When you're ready for distributed execution, plug in **[Daft](https://www.getdaft.io/)** — same pipeline code, now runs on a cluster.

```python
from hypernodes.engines import DaftEngine

engine = DaftEngine(use_batch_udf=True)
pipeline = Pipeline(nodes=[clean, count], engine=engine)

# Auto-batched, distributed, with per-item caching
results = pipeline.map(inputs={"text": texts * 10000}, map_over="text")
```

Daft provides:
- **Distributed execution** — laptop to cluster, no code changes
- **Auto-batching** — optimal batch sizes computed automatically
- **Per-item caching** — even in distributed mode, each item is cached independently

---

## 💡 Inspiration

HyperNodes stands on the shoulders of giants. It was inspired by and grew from working with:
- **[Pipefunc](https://github.com/pipefunc/pipefunc)**: For its elegant approach to function composition.
- **[Apache Hamilton](https://github.com/dagworks-inc/hamilton)**: For its paradigm of defining dataflows using standard Python functions.
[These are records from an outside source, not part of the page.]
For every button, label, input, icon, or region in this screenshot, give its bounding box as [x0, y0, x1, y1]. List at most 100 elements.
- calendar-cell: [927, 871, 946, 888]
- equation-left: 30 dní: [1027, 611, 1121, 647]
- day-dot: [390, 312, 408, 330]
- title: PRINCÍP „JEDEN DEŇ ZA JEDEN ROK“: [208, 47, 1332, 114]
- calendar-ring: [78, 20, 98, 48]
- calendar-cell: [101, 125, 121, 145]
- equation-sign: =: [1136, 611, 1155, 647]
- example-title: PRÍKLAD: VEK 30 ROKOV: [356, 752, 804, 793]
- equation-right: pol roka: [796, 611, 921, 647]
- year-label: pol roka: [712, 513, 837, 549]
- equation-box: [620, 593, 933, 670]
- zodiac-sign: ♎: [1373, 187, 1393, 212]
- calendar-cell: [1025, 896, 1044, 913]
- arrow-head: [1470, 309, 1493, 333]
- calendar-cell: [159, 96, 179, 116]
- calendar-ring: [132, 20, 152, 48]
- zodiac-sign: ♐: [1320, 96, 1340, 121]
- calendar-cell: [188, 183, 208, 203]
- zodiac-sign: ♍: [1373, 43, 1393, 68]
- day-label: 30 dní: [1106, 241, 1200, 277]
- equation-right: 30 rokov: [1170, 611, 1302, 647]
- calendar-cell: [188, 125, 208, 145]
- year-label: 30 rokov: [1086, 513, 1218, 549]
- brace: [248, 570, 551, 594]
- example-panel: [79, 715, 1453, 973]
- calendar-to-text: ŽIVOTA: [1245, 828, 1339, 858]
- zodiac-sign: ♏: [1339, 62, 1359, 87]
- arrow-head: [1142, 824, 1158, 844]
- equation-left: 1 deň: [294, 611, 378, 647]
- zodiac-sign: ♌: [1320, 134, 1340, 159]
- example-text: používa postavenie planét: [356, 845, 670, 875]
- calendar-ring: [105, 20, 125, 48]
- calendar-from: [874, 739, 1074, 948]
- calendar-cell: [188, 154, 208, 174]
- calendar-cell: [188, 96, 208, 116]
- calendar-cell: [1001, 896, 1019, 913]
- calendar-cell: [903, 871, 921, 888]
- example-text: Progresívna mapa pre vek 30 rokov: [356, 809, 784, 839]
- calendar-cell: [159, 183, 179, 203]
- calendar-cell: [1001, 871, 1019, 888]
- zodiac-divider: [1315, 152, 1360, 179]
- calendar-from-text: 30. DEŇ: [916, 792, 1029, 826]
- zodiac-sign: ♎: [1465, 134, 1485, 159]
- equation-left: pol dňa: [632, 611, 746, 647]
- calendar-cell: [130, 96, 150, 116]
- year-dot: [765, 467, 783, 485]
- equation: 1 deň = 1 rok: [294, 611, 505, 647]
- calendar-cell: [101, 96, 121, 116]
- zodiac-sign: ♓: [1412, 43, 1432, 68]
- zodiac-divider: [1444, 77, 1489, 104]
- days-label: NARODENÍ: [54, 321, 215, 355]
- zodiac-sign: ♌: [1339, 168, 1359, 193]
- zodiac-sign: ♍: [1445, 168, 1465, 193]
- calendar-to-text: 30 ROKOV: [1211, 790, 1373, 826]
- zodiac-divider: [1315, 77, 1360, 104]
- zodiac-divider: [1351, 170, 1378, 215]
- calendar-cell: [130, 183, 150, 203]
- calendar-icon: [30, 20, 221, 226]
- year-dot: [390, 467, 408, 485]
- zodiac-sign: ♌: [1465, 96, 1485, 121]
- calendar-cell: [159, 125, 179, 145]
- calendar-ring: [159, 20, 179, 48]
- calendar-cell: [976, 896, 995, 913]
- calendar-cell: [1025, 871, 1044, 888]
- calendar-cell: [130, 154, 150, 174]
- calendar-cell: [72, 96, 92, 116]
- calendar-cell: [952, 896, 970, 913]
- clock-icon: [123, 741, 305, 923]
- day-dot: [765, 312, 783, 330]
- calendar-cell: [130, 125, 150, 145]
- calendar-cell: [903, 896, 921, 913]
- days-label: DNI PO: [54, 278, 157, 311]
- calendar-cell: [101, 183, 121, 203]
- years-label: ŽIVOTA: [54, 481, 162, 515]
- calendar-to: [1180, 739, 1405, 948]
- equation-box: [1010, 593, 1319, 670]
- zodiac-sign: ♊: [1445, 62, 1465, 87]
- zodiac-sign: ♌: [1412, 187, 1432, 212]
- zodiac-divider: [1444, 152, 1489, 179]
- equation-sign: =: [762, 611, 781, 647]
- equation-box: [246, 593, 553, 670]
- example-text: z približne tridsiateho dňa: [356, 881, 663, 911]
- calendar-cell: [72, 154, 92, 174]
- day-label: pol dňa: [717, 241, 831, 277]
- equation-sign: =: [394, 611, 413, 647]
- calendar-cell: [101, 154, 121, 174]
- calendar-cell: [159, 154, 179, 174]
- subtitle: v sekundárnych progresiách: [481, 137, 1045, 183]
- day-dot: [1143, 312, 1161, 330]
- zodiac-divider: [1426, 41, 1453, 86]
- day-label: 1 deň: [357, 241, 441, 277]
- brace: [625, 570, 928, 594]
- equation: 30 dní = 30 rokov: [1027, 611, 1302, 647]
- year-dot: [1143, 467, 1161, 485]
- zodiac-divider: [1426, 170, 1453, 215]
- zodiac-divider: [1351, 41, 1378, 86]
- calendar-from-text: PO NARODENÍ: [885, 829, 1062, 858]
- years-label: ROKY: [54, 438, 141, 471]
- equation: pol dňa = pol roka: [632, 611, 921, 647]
HyperNodes aims to bring native support for hierarchical pipelines and advanced caching to this ecosystem.

---

## 📚 Documentation

The full documentation is available in the `docs/` directory:

- **[Introduction & Quick Start](docs/introduction.mdx)**
- **Core Concepts**
    - [Nodes](docs/01-core-concepts/01-nodes.md)
    - [Pipelines](docs/01-core-concepts/02-pipelines.md)
    - [Execution](docs/01-core-concepts/03-execution.md)
- **Data Processing**
    - [Mapping (Parallel Processing)](docs/02-data-processing/01-mapping.md)
    - [Nesting Pipelines](docs/02-data-processing/02-nesting.md)
    - [Caching](docs/02-data-processing/03-caching.md)
- **Scaling & Optimization**
    - [Engines Overview](docs/03-scaling/01-engines.md)
    - [Distributed Daft Engine](docs/03-scaling/02-daft-engine.md)
    - [Stateful Parameters](docs/03-scaling/03-stateful.md)
- **Observability**
    - [Visualization](docs/04-observability/01-visualization.md)
    - [Telemetry & Progress](docs/04-observability/02-telemetry.md)

---

## 🚀 Installation

```bash
pip install hypernodes
# or with uv
uv add hypernodes
```

---

## 📄 License

MIT License - see LICENSE file for details.